Replace a record with another one in the dataset, if records_out is empty it will remove a random record.

Parameters

records_in (TabularDataset) – A TabularDataset object with the record(s) to add.
records_out (list(int)) – List of indexes of records to drop.
in_place (bool) – Bool indicating whether or not to change the dataset in-place or return a copy. If True, the dataset is changed in-place. The default is False.

Returns

A modified TabularDataset object with the replaced record(s) or None if in_place=True..

Return type

TabularDataset or None

sample(n_samples=1, frac=None, random_state=None)

Sample a set of records from a TabularDataset object.

Parameters

n_samples (int) – Number of records to sample. If frac is not None, this parameter is ignored.
frac (float) – Fraction of records to sample.
random_state (optional) – Passed to pandas.DataFrame.sample()

Returns

A TabularDataset object with a sample of the records of the original object.

Return type

TabularDataset

set_id(identifier)

Overwrite the id attribute on the TabularRecord object.

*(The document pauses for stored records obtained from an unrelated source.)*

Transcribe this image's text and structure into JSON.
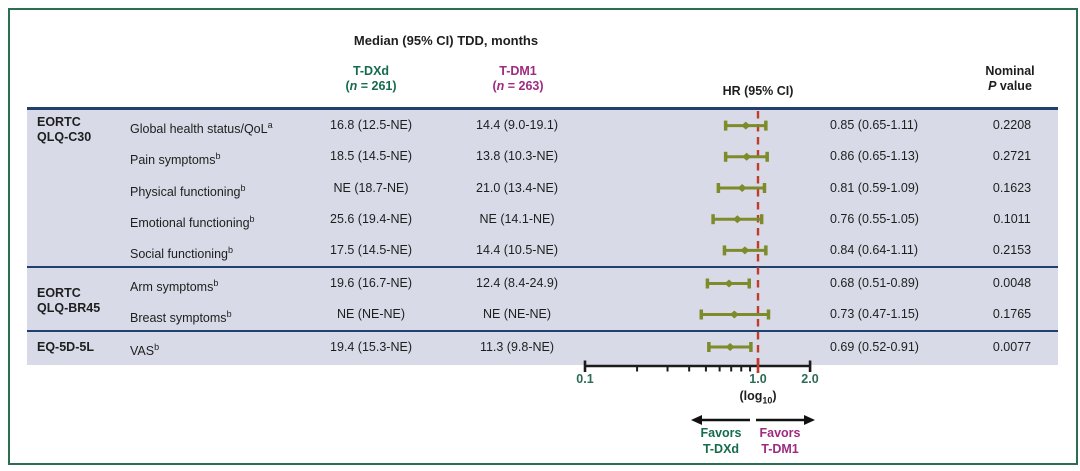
{
  "figure": {
    "title": "Median (95% CI) TDD, months",
    "columns": {
      "tdxd": {
        "name": "T-DXd",
        "n_open": "(",
        "n_italic": "n",
        "n_rest": " = 261)"
      },
      "tdm1": {
        "name": "T-DM1",
        "n_open": "(",
        "n_italic": "n",
        "n_rest": " = 263)"
      },
      "hr_header": "HR (95% CI)",
      "p_header_line1": "Nominal",
      "p_header_italic": "P",
      "p_header_rest": " value"
    },
    "groups": [
      {
        "label_lines": [
          "EORTC",
          "QLQ-C30"
        ],
        "rows": [
          {
            "label": "Global health status/QoL",
            "sup": "a",
            "tdxd": "16.8 (12.5-NE)",
            "tdm1": "14.4 (9.0-19.1)",
            "hr_text": "0.85 (0.65-1.11)",
            "p_value": "0.2208"
          },
          {
            "label": "Pain symptoms",
            "sup": "b",
            "tdxd": "18.5 (14.5-NE)",
            "tdm1": "13.8 (10.3-NE)",
            "hr_text": "0.86 (0.65-1.13)",
            "p_value": "0.2721"
          },
          {
            "label": "Physical functioning",
            "sup": "b",
            "tdxd": "NE (18.7-NE)",
            "tdm1": "21.0 (13.4-NE)",
            "hr_text": "0.81 (0.59-1.09)",
            "p_value": "0.1623"
          },
          {
            "label": "Emotional functioning",
            "sup": "b",
            "tdxd": "25.6 (19.4-NE)",
            "tdm1": "NE (14.1-NE)",
            "hr_text": "0.76 (0.55-1.05)",
            "p_value": "0.1011"
          },
          {
            "label": "Social functioning",
            "sup": "b",
            "tdxd": "17.5 (14.5-NE)",
            "tdm1": "14.4 (10.5-NE)",
            "hr_text": "0.84 (0.64-1.11)",
            "p_value": "0.2153"
          }
        ]
      },
      {
        "label_lines": [
          "EORTC",
          "QLQ-BR45"
        ],
        "rows": [
          {
            "label": "Arm symptoms",
            "sup": "b",
            "tdxd": "19.6 (16.7-NE)",
            "tdm1": "12.4 (8.4-24.9)",
            "hr_text": "0.68 (0.51-0.89)",
            "p_value": "0.0048"
          },
          {
            "label": "Breast symptoms",
            "sup": "b",
            "tdxd": "NE (NE-NE)",
            "tdm1": "NE (NE-NE)",
            "hr_text": "0.73 (0.47-1.15)",
            "p_value": "0.1765"
          }
        ]
      },
      {
        "label_lines": [
          "EQ-5D-5L"
        ],
        "rows": [
          {
            "label": "VAS",
            "sup": "b",
            "tdxd": "19.4 (15.3-NE)",
            "tdm1": "11.3 (9.8-NE)",
            "hr_text": "0.69 (0.52-0.91)",
            "p_value": "0.0077"
          }
        ]
      }
    ],
    "axis_labels": [
      "0.1",
      "1.0",
      "2.0"
    ],
    "xlabel_pre": "(log",
    "xlabel_sub": "10",
    "xlabel_post": ")",
    "favors_left_line1": "Favors",
    "favors_left_line2": "T-DXd",
    "favors_right_line1": "Favors",
    "favors_right_line2": "T-DM1"
  },
  "colors": {
    "tdxd_green": "#156b4c",
    "tdm1_magenta": "#9e2b81",
    "navy_line": "#20406f",
    "band_bg": "#d8dbe7",
    "olive_marker": "#7d8b2a",
    "ref_line_red": "#c13a2c",
    "axis_black": "#1c1c1c",
    "border_green": "#2c6e50"
  },
  "chart_data": {
    "type": "scatter",
    "subtype": "forest_plot",
    "xscale": "log10",
    "xlim": [
      0.1,
      2.0
    ],
    "xticks": [
      0.1,
      0.2,
      0.3,
      0.4,
      0.5,
      0.6,
      0.7,
      0.8,
      0.9,
      1.0,
      2.0
    ],
    "xtick_labels": [
      "0.1",
      "1.0",
      "2.0"
    ],
    "reference_line_x": 1.0,
    "xlabel": "(log10)",
    "legend_left_arrow": "Favors T-DXd",
    "legend_right_arrow": "Favors T-DM1",
    "series": [
      {
        "name": "Global health status/QoL",
        "hr": 0.85,
        "ci": [
          0.65,
          1.11
        ]
      },
      {
        "name": "Pain symptoms",
        "hr": 0.86,
        "ci": [
          0.65,
          1.13
        ]
      },
      {
        "name": "Physical functioning",
        "hr": 0.81,
        "ci": [
          0.59,
          1.09
        ]
      },
      {
        "name": "Emotional functioning",
        "hr": 0.76,
        "ci": [
          0.55,
          1.05
        ]
      },
      {
        "name": "Social functioning",
        "hr": 0.84,
        "ci": [
          0.64,
          1.11
        ]
      },
      {
        "name": "Arm symptoms",
        "hr": 0.68,
        "ci": [
          0.51,
          0.89
        ]
      },
      {
        "name": "Breast symptoms",
        "hr": 0.73,
        "ci": [
          0.47,
          1.15
        ]
      },
      {
        "name": "VAS",
        "hr": 0.69,
        "ci": [
          0.52,
          0.91
        ]
      }
    ]
  }
}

Parameters: identifier (int or str) – An id value to be assigned to the TabularRecord id attribute
Return type: None

set_value(column, value)

Overwrite the value of attribute column of the TabularRecord object.

Parameters

column (str) – The identifier of the attribute to be replaced.
value ((value set of column)) – The value to set the column of the record.

Return type

None

view(columns=None, exclude_columns=None)

Create a TabularDataset object that contains a subset of the columns of this TabularDataset. The resulting object only has a copy of the data, and can thus be modified without affecting the original data.

Parameters

defined. (Exactly one of columns and exclude_columns must be) –
columns (list, or None) – The columns to include in the view.
exclude_columns (list, or None) – The columns to exclude from the view, with all other columns included.

Returns

A subset of this data, restricted to some columns.

Return type

TabularDataset

write(filepath)

Write data and description to file

Parameters: filepath (str) – Path where the csv and json file are saved.

write_to_string(): Return a string holding the dataset (as a csv).